Thursday 8 July 2010

First Pride, take 2: safe spaces

So I'm still thinking about the Pride thing, and the feeling safe thing, and how that relates to activism more generally.

For many activist groups, safe space is a crucial concept. In my last post I highlighted one function of safe space, and that's safety from violence, but I was also thinking about the space in which we get to be whole people (sorry, I don't know how else to put that -- other suggestions for phrasing and clarification are welcome). Not just queers who are "flaunting it". Not just queers who are talking about or celebrating sex/sexuality. But also people who have kids, who don't have kids who have partners, who don't have partners, who have friends and political allies, who frequent club or who don't, who like sex or don't like sex, or who like different kinds of sex. Not just political queers. Not just angry (although being able to be angry is important too, see below). Not weird, not marginal, not Other People.

Safe spaces may be particularly important queer groups, where not everyone is out in their home/work/other significant setting; or who might be out but for being out means spending a lot of time and energy defending your own existence.
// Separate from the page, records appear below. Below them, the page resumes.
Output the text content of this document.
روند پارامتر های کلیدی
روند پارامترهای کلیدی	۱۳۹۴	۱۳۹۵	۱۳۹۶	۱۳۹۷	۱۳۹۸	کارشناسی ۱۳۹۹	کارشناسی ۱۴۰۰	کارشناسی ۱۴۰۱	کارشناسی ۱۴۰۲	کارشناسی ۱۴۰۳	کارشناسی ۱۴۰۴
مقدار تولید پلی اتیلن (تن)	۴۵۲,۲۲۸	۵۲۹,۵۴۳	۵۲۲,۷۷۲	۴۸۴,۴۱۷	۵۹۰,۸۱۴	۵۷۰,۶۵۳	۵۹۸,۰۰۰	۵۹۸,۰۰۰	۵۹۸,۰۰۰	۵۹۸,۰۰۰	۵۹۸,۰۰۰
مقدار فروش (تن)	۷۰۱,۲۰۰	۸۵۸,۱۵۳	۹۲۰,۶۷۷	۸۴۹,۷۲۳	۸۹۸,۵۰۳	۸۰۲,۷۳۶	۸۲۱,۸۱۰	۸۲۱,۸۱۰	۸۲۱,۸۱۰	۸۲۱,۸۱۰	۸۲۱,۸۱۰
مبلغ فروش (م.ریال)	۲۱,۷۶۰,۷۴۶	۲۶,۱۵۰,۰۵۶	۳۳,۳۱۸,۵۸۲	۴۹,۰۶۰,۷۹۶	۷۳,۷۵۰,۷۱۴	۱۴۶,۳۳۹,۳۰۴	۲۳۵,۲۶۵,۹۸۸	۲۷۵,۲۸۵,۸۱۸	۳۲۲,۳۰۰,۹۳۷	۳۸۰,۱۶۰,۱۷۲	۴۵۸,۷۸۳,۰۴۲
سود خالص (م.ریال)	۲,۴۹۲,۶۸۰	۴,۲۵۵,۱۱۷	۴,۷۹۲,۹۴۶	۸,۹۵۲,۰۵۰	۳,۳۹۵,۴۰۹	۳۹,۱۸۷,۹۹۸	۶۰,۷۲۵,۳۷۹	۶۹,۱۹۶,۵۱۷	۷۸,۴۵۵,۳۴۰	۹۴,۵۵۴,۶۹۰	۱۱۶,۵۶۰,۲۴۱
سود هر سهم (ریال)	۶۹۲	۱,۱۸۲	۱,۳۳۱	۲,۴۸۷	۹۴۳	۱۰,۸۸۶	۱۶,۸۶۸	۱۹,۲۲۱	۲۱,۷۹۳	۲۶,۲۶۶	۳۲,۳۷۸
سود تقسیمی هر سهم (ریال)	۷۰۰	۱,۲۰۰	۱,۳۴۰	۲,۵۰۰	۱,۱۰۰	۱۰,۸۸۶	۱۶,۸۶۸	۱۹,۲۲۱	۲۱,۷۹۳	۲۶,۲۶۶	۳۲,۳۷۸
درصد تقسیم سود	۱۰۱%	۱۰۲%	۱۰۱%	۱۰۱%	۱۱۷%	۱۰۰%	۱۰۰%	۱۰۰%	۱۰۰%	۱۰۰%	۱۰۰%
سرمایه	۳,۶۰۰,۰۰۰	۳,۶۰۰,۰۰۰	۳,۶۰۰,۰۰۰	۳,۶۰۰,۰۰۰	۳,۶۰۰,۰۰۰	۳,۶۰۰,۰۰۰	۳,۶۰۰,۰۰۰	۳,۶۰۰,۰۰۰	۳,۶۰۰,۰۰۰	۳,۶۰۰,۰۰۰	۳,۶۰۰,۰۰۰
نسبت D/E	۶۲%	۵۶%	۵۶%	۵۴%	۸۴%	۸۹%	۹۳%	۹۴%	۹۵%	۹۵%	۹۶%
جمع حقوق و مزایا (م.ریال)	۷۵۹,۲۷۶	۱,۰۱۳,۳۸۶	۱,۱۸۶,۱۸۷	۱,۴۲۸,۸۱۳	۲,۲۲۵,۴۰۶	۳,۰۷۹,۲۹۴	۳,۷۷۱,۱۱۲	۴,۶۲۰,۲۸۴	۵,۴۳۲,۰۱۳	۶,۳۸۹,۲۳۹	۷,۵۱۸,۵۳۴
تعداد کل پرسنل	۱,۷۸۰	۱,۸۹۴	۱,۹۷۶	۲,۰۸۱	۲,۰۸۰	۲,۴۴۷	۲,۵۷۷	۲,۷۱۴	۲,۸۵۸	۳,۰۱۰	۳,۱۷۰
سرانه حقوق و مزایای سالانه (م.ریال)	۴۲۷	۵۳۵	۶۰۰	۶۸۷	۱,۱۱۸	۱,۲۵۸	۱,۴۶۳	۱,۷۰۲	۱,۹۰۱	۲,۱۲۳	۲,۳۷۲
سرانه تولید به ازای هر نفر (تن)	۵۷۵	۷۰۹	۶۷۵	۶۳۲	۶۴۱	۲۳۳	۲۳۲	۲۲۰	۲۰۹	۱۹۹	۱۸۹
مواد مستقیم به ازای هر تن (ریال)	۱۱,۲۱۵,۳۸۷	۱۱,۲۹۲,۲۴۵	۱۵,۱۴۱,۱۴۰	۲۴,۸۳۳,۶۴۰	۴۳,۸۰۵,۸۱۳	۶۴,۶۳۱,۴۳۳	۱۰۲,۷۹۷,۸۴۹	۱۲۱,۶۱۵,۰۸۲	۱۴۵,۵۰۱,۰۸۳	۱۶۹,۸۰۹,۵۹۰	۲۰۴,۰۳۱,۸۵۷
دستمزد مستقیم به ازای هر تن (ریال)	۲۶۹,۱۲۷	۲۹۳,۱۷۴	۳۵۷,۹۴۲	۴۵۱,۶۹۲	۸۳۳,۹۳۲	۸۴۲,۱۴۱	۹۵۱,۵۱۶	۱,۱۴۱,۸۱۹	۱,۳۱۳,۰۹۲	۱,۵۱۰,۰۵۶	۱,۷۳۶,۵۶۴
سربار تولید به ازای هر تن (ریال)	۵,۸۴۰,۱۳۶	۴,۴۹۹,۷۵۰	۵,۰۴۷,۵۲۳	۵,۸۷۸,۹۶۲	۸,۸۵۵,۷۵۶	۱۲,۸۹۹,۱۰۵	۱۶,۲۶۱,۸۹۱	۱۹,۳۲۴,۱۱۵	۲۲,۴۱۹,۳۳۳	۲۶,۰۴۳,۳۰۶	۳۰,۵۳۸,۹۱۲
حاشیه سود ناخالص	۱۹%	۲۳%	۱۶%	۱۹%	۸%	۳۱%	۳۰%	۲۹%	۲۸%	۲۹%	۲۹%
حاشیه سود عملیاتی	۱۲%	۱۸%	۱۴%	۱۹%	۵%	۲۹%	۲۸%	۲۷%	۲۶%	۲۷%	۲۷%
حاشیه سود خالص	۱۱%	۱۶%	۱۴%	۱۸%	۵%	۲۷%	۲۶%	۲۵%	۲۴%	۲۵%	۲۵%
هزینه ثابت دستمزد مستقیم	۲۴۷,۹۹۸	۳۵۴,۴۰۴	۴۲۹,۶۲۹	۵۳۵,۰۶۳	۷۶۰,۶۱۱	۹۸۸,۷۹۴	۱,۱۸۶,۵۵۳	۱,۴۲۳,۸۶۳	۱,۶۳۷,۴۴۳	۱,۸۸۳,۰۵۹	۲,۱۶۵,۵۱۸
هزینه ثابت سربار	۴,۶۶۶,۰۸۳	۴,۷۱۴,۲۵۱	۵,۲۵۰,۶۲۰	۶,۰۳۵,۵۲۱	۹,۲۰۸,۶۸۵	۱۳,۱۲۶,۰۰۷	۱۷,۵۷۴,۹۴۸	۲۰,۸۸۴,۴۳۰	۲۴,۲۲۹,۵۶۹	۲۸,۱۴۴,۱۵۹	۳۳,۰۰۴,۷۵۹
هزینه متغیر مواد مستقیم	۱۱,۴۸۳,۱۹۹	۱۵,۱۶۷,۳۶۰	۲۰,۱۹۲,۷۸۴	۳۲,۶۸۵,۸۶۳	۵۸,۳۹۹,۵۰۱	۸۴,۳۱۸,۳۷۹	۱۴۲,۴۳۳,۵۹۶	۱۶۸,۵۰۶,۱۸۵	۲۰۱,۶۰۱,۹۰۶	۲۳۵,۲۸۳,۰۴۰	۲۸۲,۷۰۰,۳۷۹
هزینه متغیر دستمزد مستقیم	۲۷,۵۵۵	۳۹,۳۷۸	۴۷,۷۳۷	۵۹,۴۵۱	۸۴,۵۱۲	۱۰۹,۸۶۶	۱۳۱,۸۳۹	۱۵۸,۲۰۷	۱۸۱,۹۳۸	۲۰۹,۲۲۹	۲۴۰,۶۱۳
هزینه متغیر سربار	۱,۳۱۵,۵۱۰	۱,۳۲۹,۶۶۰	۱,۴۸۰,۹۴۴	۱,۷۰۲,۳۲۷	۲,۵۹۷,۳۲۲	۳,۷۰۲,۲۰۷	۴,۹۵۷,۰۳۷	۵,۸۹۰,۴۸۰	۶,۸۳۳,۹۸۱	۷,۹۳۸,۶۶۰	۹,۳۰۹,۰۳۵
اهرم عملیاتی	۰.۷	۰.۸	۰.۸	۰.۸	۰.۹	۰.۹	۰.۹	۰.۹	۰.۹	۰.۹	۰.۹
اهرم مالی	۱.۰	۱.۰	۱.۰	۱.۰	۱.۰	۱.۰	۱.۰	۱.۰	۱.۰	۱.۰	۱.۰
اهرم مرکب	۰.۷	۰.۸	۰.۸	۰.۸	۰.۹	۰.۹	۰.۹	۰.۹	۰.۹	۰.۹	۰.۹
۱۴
For some groups, being able to be angry is an important function. Many of us get a lot of flak for being angry about certain kinds of injustices. You know..."you're so shrill" or "good girls don't get angry", or "maybe if you weren't so bitter people would care what you're saying". Those sorts of comments work to silence legitimate anger, and worse, to silence the legitimate points that people are angry about. There are times I am angry about homophobia, and pretending I'm not isn't as constructive as some might believe.
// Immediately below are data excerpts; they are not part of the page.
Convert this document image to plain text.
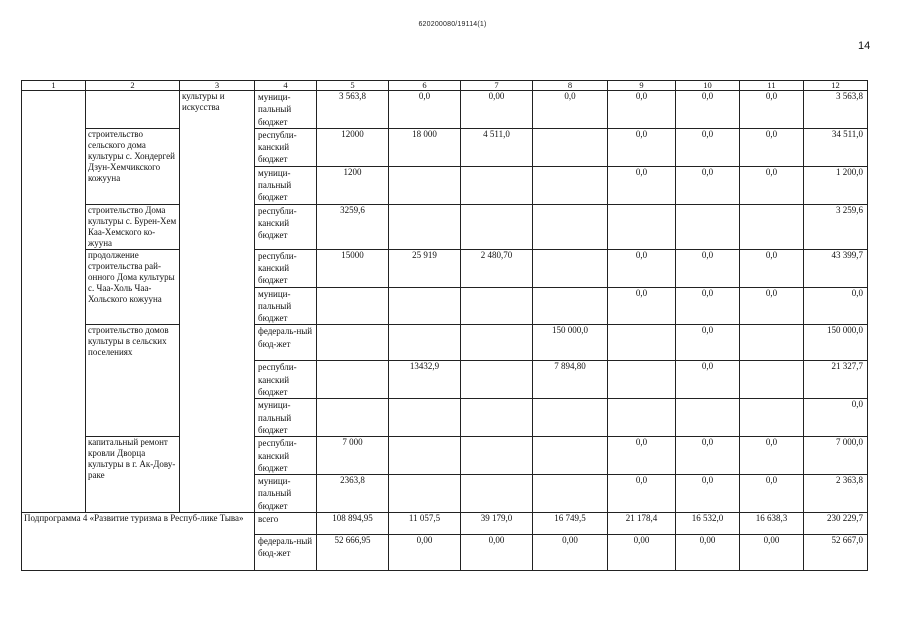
620200080/19114(1)
14
1	2	3	4	5	6	7	8	9	10	11	12
		культуры и искусства	муници-пальный бюджет	3 563,8	0,0	0,00	0,0	0,0	0,0	0,0	3 563,8
	строительство сельского дома культуры с. Хондергей Дзун-Хемчикского кожууна		республи-канский бюджет	12000	18 000	4 511,0		0,0	0,0	0,0	34 511,0
			муници-пальный бюджет	1200				0,0	0,0	0,0	1 200,0
	строительство Дома культуры с. Бурен-Хем Каа-Хемского ко-жууна		республи-канский бюджет	3259,6							3 259,6
	продолжение строительства рай-онного Дома культуры с. Чаа-Холь Чаа-Хольского кожууна		республи-канский бюджет	15000	25 919	2 480,70		0,0	0,0	0,0	43 399,7
			муници-пальный бюджет					0,0	0,0	0,0	0,0
	строительство домов культуры в сельских поселениях		федераль-ный бюд-жет				150 000,0		0,0		150 000,0
			республи-канский бюджет		13432,9		7 894,80		0,0		21 327,7
			муници-пальный бюджет								0,0
	капитальный ремонт кровли Дворца культуры в г. Ак-Дову-раке		республи-канский бюджет	7 000				0,0	0,0	0,0	7 000,0
			муници-пальный бюджет	2363,8				0,0	0,0	0,0	2 363,8
Подпрограмма 4 «Развитие туризма в Респуб-лике Тыва»			всего	108 894,95	11 057,5	39 179,0	16 749,5	21 178,4	16 532,0	16 638,3	230 229,7
			федераль-ный бюд-жет	52 666,95	0,00	0,00	0,00	0,00	0,00	0,00	52 667,0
For me, a safe space also means being able to respectfully challenge certain biases, and respond to those challenges constructively. I'm less sure of what I mean by this, or what makes a space conducive to this, so I'll just leave it at that, but contributions on this point are particularly welcome.

So what does safe space mean to you? I don't have answers to this, and these have been just a few initial thoughts off the top of my head about (some of) the sorts of things that help make a space safe for me. I hope you'll chime in with your own thoughts.

--IP

Saturday 3 July 2010

First Pride

So I went to my first Pride march.

I went with some friends, and my wee sister, and the significant other. And, of course, my trusty steed (we're here, we're queer, and we have wheels!).

It's hard to put into words what it was like, exactly. The first word that comes to mind is...safe. In all the right ways. Usually, when I walk past gay bars down that side of town on Friday and Saturday nights, I am acutely aware of the high police-car-to-bar ratio. I've not yet seen An Incident, but there they are, parked police cars, and I guess they wouldn't be there if there was never An Incident.

So when hundreds of people walk down the middle of the city wearing rainbow flags and peace signs, surrounded by their friends, holding hands with their partners, carrying their kids, and nobody gets any trouble -- it was amazing. Tenuously privileged, in a similar way to what I wrote about the Gay Icons exhibit at the National Portrait Gallery. Safe.

And fun. Fabulously so.

Also, I think some mental clicking happened. It's not that I'm not out at uni or among my friends and other people I know. It's just that, sometimes I catch myself using the vocabulary of other disciplines instead of the vocabulary of, say, queer theory. I'm not exactly sure why I do this, especially when speaking to people I have already explicitly outed myself to. Maybe it's the perpetual threat of being seen as "flaunting".

So the next day, I thought "well, I could take the Pride decorations off my mobility scooter." But I didn't. Because, well, the whole point is pride every day.

(On an accessibility note, I find chanting much better than whistles. A note for future organisers, perhaps?)